- Born: Muhammad Din Dar Sialkot
- Died: Lahore, Punjab Province (British India), British Indian Empire, now Punjab, Pakistan
- Other name: Poet of Kashmir

Philosophical work
- Era: 20th-century poetry
- Region: British Indian Empire
- Main interests: Kashmiri poetry, History of Kashmir
- Notable works: Tareekh-e-Aqwaam-e-Kashmir, Tareekh-e-Aqwaam-e-Poonch, Tareekh-e-Aqwaam-e-Jammu, Mukammal Tareekh-e-Kashmir
- Notable ideas: Two-nation theory, Conception of Muslim Conference

= Muhammad Din Fauq =

Historian of Kashmir

Muhammad Din Fauq (or Muhammad Din Fouq) was a historian of Kashmir during the early 20th century. He was a pioneer of journalism in Jammu and Kashmir.
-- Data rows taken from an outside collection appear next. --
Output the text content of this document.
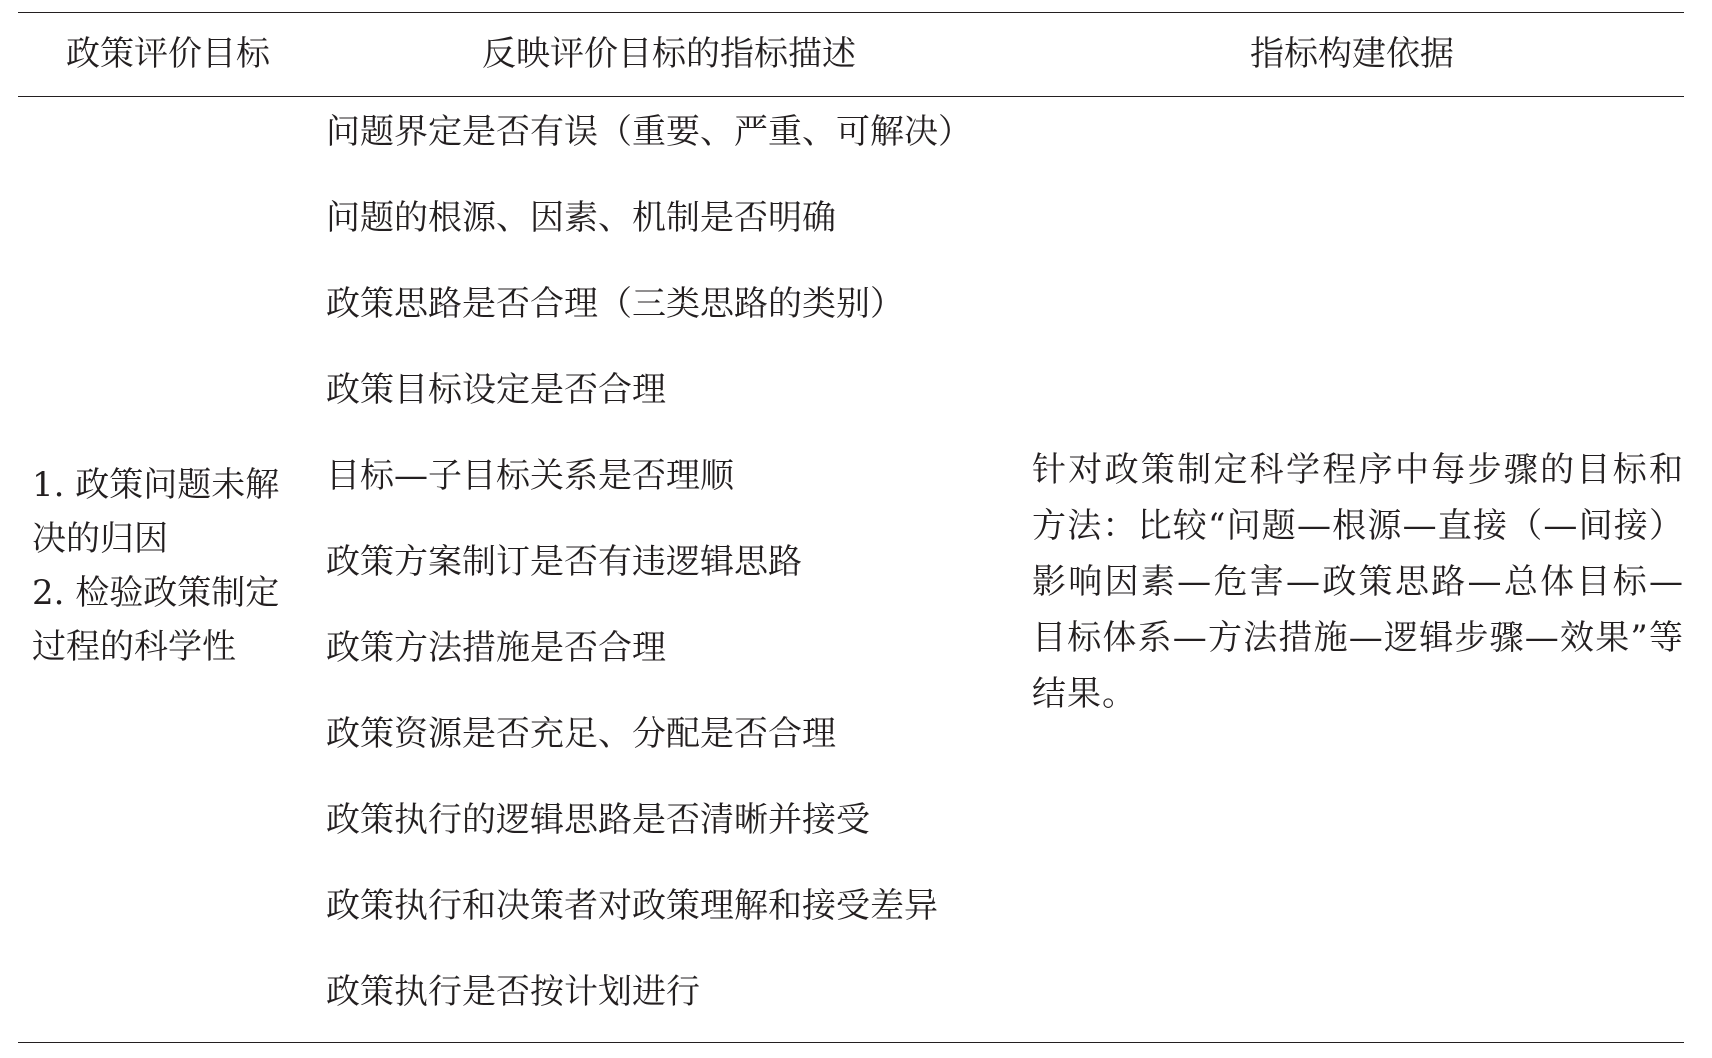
政策评价目标	反映评价目标的指标描述	指标构建依据
1. 政策问题未解
决的归因
2. 检验政策制定
过程的科学性
问题界定是否有误（重要、严重、可解决）
问题的根源、因素、机制是否明确
政策思路是否合理（三类思路的类别）
政策目标设定是否合理
目标—子目标关系是否理顺
政策方案制订是否有违逻辑思路
政策方法措施是否合理
政策资源是否充足、分配是否合理
政策执行的逻辑思路是否清晰并接受
政策执行和决策者对政策理解和接受差异
政策执行是否按计划进行
针对政策制定科学程序中每步骤的目标和方法：比较“问题—根源—直接（—间接）影响因素—危害—政策思路—总体目标—目标体系—方法措施—逻辑步骤—效果”等结果。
To espouse the cause of the Kashmiris as well as to extend solidarity, various organisations were formed before Partition of India. Prominent among them were the All India Muslim Kashmiri Conference and the All India Kashmir Committee. The former was established at Lahore in 1908 with Allama Iqbal and Muhammad Din Fauq as its prominent leaders.
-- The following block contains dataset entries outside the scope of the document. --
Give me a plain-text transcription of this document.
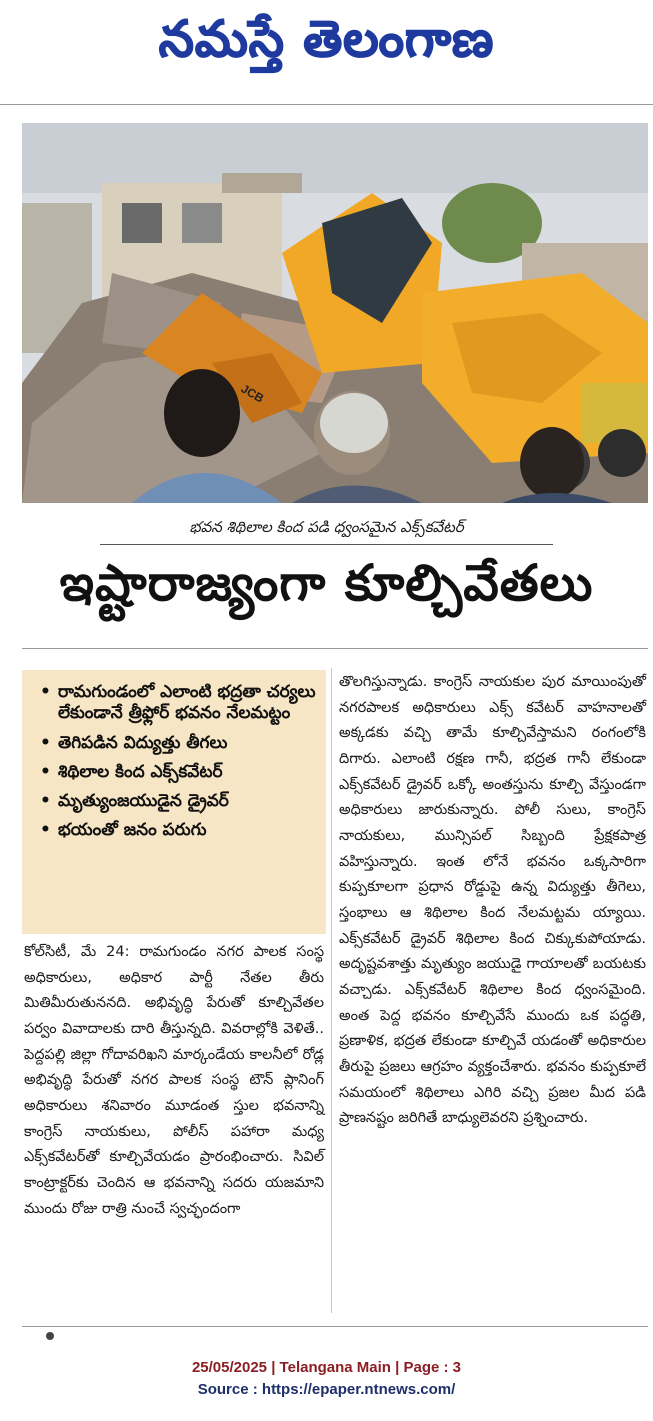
నమస్తే తెలంగాణ
JCB
భవన శిథిలాల కింద పడి ధ్వంసమైన ఎక్స్‌కవేటర్
ఇష్టారాజ్యంగా కూల్చివేతలు
• రామగుండంలో ఎలాంటి భద్రతా చర్యలు లేకుండానే త్రీఫ్లోర్ భవనం నేలమట్టం
• తెగిపడిన విద్యుత్తు తీగలు
• శిథిలాల కింద ఎక్స్‌కవేటర్
• మృత్యుంజయుడైన డ్రైవర్
• భయంతో జనం పరుగు

కోల్‌సిటీ, మే 24: రామగుండం నగర పాలక సంస్థ అధికారులు, అధికార పార్టీ నేతల తీరు మితిమీరుతుననది. అభివృద్ధి పేరుతో కూల్చివేతల పర్వం వివాదాలకు దారి తీస్తున్నది. వివరాల్లోకి వెళితే.. పెద్దపల్లి జిల్లా గోదావరిఖని మార్కండేయ కాలనీలో రోడ్ల అభివృద్ధి పేరుతో నగర పాలక సంస్థ టౌన్ ప్లానింగ్ అధికారులు శనివారం మూడంత స్తుల భవనాన్ని కాంగ్రెస్ నాయకులు, పోలీస్ పహారా మధ్య ఎక్స్‌కవేటర్‌తో కూల్చివేయడం ప్రారంభించారు. సివిల్ కాంట్రాక్టర్‌కు చెందిన ఆ భవనాన్ని సదరు యజమాని ముందు రోజు రాత్రి నుంచే స్వచ్ఛందంగా

తొలగిస్తున్నాడు. కాంగ్రెస్ నాయకుల పుర మాయింపుతో నగరపాలక అధికారులు ఎక్స్ కవేటర్ వాహనాలతో అక్కడకు వచ్చి తామే కూల్చివేస్తామని రంగంలోకి దిగారు. ఎలాంటి రక్షణ గానీ, భద్రత గానీ లేకుండా ఎక్స్‌కవేటర్ డ్రైవర్ ఒక్కో అంతస్తును కూల్చి వేస్తుండగా అధికారులు జారుకున్నారు. పోలీ సులు, కాంగ్రెస్ నాయకులు, మున్సిపల్ సిబ్బంది ప్రేక్షకపాత్ర వహిస్తున్నారు. ఇంత లోనే భవనం ఒక్కసారిగా కుప్పకూలగా ప్రధాన రోడ్డుపై ఉన్న విద్యుత్తు తీగెలు, స్తంభాలు ఆ శిథిలాల కింద నేలమట్టమ య్యాయి. ఎక్స్‌కవేటర్ డ్రైవర్ శిథిలాల కింద చిక్కుకుపోయాడు. అదృష్టవశాత్తు మృత్యుం జయుడై గాయాలతో బయటకు వచ్చాడు. ఎక్స్‌కవేటర్ శిథిలాల కింద ధ్వంసమైంది. అంత పెద్ద భవనం కూల్చివేసే ముందు ఒక పద్ధతి, ప్రణాళిక, భద్రత లేకుండా కూల్చివే యడంతో అధికారుల తీరుపై ప్రజలు ఆగ్రహం వ్యక్తంచేశారు. భవనం కుప్పకూలే సమయంలో శిథిలాలు ఎగిరి వచ్చి ప్రజల మీద పడి ప్రాణనష్టం జరిగితే బాధ్యులెవరని ప్రశ్నించారు.

25/05/2025 | Telangana Main | Page : 3
Source : https://epaper.ntnews.com/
Fauq wrote extensively on the Valley's history, folklore and geography. He published a history of Kashmir in 1910. In 1936, Fauq published an exhaustive survey on the origins and histories of Kashmir's well known families and communities. The survey has been described as being of considerable interest from the anthropological point of view.
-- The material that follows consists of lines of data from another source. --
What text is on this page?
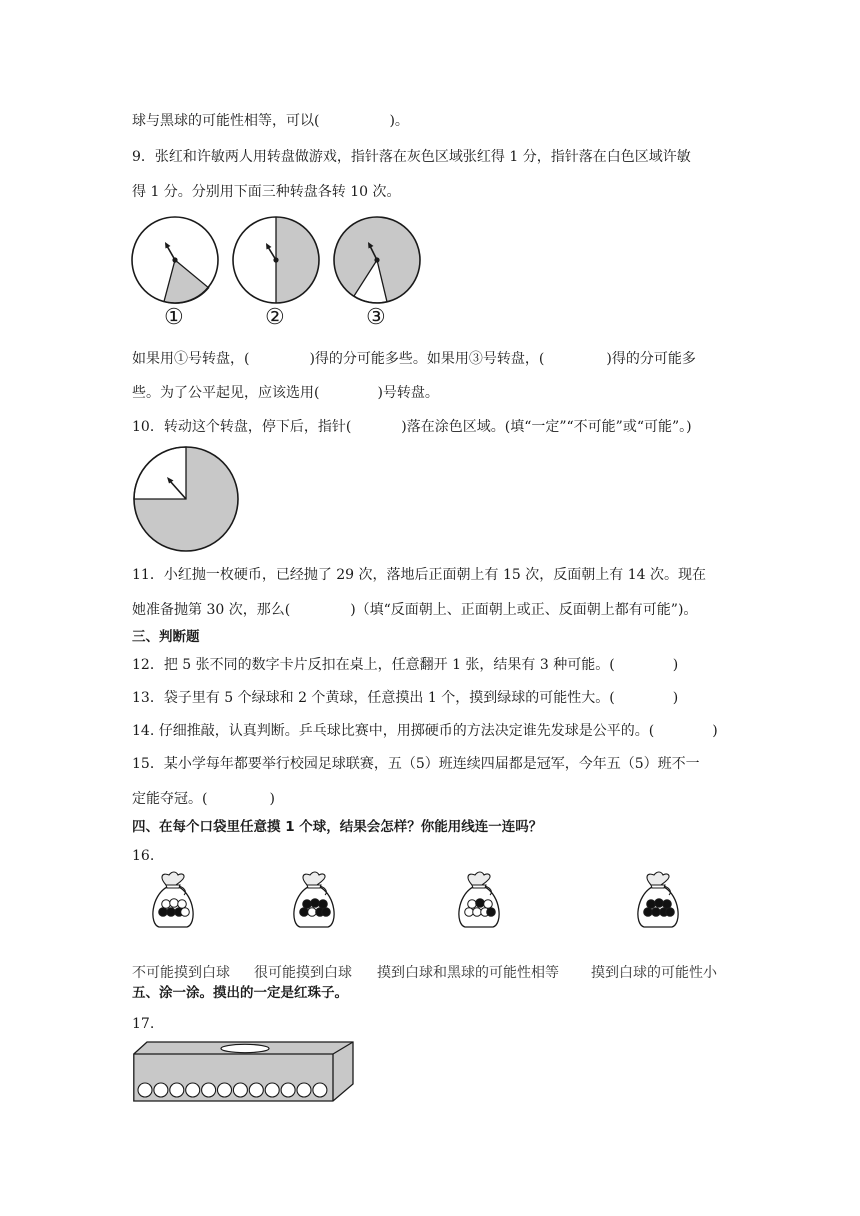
球与黑球的可能性相等，可以(	)。
9．张红和许敏两人用转盘做游戏，指针落在灰色区域张红得 1 分，指针落在白色区域许敏
得 1 分。分别用下面三种转盘各转 10 次。
①	②	③
如果用①号转盘，(	)得的分可能多些。如果用③号转盘，(	)得的分可能多
些。为了公平起见，应该选用(	)号转盘。
10．转动这个转盘，停下后，指针(	)落在涂色区域。(填“一定”“不可能”或“可能”。)
11．小红抛一枚硬币，已经抛了 29 次，落地后正面朝上有 15 次，反面朝上有 14 次。现在
她准备抛第 30 次，那么(	)（填“反面朝上、正面朝上或正、反面朝上都有可能”)。
三、判断题
12．把 5 张不同的数字卡片反扣在桌上，任意翻开 1 张，结果有 3 种可能。(	)
13．袋子里有 5 个绿球和 2 个黄球，任意摸出 1 个，摸到绿球的可能性大。(	)
14. 仔细推敲，认真判断。乒乓球比赛中，用掷硬币的方法决定谁先发球是公平的。(	)
15．某小学每年都要举行校园足球联赛，五（5）班连续四届都是冠军，今年五（5）班不一
定能夺冠。(	)
四、在每个口袋里任意摸 1 个球，结果会怎样？你能用线连一连吗？
16.
不可能摸到白球 很可能摸到白球 摸到白球和黑球的可能性相等 摸到白球的可能性小
五、涂一涂。摸出的一定是红珠子。
17.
Muhammad Din Fauq's work included detailed surveys of groups living in various areas throughout the Jammu and Kashmir region, in which he also recorded their traditions and history. Notable works of this project were titled Tarikh-e-Aqwam-e-Poonch (published in 1936), Tarikh-e-Aqwam-e-Kashmir (published in 1938), and Tarikh-e-Aqwam-e-Jammu. These works were written in the Urdu language.